A man covers half part of a certain distance at 45 km/hr. He covers 40 percentage of remaining distance at the speed of 8 km/hr and covers rest of the distance at the speed of 24 km/hr. What is the average speed for the entire journey?
a) 164/7 km/hr
b) 144/7 km/hr
c) 156/7 km/hr
d) 128/7 km/hr
Ans : b) 144/7 km/hr
Solution :
Let’s assume the total distance is ( 2D ).
Step 1: First part of the journey
The man covers half of the total distance, i.e., ( D ) at a speed of 45 km/h.
- Distance covered = ( D )
- Speed = 45 km/h
- Time taken for this part: $ t_1 = \frac{D}{45} $
Step 2: Second part of the journey
Now, 40% of the remaining distance is covered at 8 km/h. The remaining distance after the first part is ( D ), and 40% of this distance is ( 0.4D ).
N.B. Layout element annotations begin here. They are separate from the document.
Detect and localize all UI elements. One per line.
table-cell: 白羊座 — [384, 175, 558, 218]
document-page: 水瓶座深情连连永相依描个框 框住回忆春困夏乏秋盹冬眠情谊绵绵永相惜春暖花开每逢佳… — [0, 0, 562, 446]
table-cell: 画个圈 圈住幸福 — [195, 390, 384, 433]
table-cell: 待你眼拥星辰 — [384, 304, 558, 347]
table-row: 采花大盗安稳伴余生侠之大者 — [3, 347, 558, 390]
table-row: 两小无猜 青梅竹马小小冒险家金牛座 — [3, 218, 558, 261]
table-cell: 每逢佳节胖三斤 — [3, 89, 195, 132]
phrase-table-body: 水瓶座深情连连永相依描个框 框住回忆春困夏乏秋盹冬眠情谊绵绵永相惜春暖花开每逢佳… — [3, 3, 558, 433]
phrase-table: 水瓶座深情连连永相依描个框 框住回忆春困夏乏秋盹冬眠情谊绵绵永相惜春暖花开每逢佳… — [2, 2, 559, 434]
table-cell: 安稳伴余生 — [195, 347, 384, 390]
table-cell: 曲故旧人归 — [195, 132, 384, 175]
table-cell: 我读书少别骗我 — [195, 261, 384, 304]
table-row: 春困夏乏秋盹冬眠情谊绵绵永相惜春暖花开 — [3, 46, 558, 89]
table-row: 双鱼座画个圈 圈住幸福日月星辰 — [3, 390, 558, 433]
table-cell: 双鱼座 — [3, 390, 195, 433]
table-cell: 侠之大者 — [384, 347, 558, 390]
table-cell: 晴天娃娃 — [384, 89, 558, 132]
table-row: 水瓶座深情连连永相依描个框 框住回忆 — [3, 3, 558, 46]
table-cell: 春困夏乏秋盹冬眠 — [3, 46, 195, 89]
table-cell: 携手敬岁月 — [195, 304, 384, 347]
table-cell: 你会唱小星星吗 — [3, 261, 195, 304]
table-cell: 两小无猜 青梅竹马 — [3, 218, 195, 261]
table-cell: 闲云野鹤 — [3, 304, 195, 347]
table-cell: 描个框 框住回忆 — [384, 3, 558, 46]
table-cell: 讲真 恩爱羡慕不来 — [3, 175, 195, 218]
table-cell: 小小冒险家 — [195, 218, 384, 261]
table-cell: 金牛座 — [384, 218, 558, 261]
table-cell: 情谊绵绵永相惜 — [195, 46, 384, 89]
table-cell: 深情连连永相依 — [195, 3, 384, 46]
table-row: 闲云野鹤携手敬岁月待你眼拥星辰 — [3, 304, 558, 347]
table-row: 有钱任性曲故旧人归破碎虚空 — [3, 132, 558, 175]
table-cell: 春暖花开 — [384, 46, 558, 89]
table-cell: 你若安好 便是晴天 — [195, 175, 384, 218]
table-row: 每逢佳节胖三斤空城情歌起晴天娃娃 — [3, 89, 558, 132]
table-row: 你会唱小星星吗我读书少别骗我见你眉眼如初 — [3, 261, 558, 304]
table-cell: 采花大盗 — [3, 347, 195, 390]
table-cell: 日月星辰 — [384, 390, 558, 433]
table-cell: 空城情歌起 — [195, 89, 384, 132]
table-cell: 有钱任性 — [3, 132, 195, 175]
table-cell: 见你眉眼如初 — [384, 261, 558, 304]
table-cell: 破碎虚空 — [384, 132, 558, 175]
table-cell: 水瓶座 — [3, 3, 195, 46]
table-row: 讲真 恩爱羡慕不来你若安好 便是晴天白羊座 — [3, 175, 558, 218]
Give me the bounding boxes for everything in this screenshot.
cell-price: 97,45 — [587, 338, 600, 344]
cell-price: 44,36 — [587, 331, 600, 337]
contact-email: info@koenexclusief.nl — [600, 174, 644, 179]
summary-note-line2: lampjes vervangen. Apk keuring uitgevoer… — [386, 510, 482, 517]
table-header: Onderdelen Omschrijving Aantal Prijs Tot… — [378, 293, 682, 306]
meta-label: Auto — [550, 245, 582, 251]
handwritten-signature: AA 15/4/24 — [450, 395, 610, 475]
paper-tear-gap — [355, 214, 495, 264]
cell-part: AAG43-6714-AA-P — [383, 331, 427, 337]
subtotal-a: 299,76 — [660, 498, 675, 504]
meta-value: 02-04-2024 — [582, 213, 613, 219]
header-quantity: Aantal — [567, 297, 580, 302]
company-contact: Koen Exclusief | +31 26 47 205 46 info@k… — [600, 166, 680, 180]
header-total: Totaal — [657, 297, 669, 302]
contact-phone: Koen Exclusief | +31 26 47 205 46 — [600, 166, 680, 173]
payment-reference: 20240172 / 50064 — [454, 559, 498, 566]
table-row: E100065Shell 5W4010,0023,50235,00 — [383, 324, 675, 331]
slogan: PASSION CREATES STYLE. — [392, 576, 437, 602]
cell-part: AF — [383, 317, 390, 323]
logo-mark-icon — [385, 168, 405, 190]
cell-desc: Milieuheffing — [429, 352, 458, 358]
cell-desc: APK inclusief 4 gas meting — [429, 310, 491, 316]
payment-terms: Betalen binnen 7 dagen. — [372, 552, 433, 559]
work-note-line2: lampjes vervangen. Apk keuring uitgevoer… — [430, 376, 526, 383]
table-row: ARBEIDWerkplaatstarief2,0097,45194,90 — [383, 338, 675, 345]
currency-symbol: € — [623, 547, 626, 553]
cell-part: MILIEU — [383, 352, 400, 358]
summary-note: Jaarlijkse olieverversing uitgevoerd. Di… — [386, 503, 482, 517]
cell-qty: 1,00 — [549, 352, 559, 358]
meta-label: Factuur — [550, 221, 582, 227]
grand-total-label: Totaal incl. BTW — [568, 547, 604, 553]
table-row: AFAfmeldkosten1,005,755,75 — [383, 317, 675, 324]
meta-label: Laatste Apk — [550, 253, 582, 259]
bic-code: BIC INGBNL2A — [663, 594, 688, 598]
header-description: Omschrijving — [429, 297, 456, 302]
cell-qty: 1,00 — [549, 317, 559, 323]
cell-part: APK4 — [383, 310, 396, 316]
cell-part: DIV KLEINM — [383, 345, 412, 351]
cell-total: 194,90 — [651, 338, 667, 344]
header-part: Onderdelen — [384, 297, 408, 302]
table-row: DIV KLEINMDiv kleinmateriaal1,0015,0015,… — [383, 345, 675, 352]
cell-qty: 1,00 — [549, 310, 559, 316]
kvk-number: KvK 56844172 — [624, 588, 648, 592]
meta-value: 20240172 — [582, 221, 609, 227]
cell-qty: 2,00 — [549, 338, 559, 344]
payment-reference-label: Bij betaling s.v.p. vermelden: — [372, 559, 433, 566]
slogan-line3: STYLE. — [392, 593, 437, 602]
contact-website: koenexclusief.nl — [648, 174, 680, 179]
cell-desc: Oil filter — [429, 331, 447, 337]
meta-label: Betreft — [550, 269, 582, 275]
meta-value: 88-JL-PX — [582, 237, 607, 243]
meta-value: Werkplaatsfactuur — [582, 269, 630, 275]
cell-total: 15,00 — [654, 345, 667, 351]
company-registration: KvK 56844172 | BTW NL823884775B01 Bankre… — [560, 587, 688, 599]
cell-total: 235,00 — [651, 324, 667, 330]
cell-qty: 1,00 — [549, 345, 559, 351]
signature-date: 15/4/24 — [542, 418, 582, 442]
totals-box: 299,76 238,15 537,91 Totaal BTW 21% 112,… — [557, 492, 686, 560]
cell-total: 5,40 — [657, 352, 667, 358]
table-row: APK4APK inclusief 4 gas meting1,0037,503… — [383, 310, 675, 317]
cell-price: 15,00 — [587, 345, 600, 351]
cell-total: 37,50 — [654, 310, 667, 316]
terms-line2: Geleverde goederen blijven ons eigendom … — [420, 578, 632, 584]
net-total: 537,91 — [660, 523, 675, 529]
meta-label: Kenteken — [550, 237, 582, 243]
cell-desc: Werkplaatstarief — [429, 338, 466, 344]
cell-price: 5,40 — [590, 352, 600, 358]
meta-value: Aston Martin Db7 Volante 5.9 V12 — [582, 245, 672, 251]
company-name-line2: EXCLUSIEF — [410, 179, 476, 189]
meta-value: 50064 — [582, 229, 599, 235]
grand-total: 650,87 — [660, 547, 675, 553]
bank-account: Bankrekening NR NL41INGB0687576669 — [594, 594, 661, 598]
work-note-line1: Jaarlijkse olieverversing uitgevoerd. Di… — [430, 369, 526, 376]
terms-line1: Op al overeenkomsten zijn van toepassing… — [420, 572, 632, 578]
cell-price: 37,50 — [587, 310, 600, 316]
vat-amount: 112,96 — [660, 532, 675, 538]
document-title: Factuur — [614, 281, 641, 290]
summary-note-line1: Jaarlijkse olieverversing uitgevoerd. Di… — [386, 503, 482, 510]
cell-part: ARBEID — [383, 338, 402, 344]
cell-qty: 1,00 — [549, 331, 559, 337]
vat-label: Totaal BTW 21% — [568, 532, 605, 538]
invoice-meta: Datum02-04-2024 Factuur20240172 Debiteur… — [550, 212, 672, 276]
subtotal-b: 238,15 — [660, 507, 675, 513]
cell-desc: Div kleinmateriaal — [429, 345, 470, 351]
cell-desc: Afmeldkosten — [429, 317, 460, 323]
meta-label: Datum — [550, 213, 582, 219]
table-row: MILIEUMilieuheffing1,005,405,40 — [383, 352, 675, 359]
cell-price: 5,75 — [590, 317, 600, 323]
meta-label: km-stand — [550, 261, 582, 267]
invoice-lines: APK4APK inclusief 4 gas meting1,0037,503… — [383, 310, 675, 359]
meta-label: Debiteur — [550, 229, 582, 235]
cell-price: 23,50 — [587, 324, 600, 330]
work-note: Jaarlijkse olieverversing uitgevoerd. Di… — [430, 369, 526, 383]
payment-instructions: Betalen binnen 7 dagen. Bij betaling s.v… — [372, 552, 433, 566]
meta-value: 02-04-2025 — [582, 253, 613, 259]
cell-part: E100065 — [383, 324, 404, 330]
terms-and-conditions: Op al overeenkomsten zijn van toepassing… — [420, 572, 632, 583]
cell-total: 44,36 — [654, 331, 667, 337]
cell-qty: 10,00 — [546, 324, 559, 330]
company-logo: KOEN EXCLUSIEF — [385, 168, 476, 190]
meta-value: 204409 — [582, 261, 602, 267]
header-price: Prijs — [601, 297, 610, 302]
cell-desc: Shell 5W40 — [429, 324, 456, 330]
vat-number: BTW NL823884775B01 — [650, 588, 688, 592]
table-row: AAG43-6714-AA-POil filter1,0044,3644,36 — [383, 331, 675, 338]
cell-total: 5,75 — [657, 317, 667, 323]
- Distance covered = ( 0.4D )
- Speed = 8 km/h
- Time taken for this part: $ t_2 = \frac{0.4D}{8} = \frac{D}{20} $
Step 3: Third part of the journey
The rest of the remaining distance is covered at 24 km/h. The remaining distance after the second part is ( 0.6D ).
- Distance covered = ( 0.6D )
- Speed = 24 km/h
- Time taken for this part: $ t_3 = \frac{0.6D}{24} = \frac{D}{40} $
Step 4: Total time taken
The total time taken is the sum of the time taken for each part:
$ t_{\text{total}} = t_1 + t_2 + t_3 = \frac{D}{45} + \frac{D}{20} + \frac{D}{40} $
To simplify, take the LCM of 45, 20, and 40, which is 360:
$ t_{\text{total}} = \frac{8D}{360} + \frac{18D}{360} + \frac{9D}{360} = \frac{35D}{360} $
So, the total time taken is: $ t_{\text{total}} = \frac{35D}{360} = \frac{7D}{72} $
Step 5: Total distance covered
The total distance is ( 2D ).
Step 6: Calculate the average speed
The average speed is given by:
$ \text{Average speed} = \frac{\text{Total distance}}{\text{Total time}} = \frac{2D}{\frac{7D}{72}} = \frac{2\times 72}{7} = \frac{144}{7} $
Thus, the average speed for the entire journey is 144/7 km/h.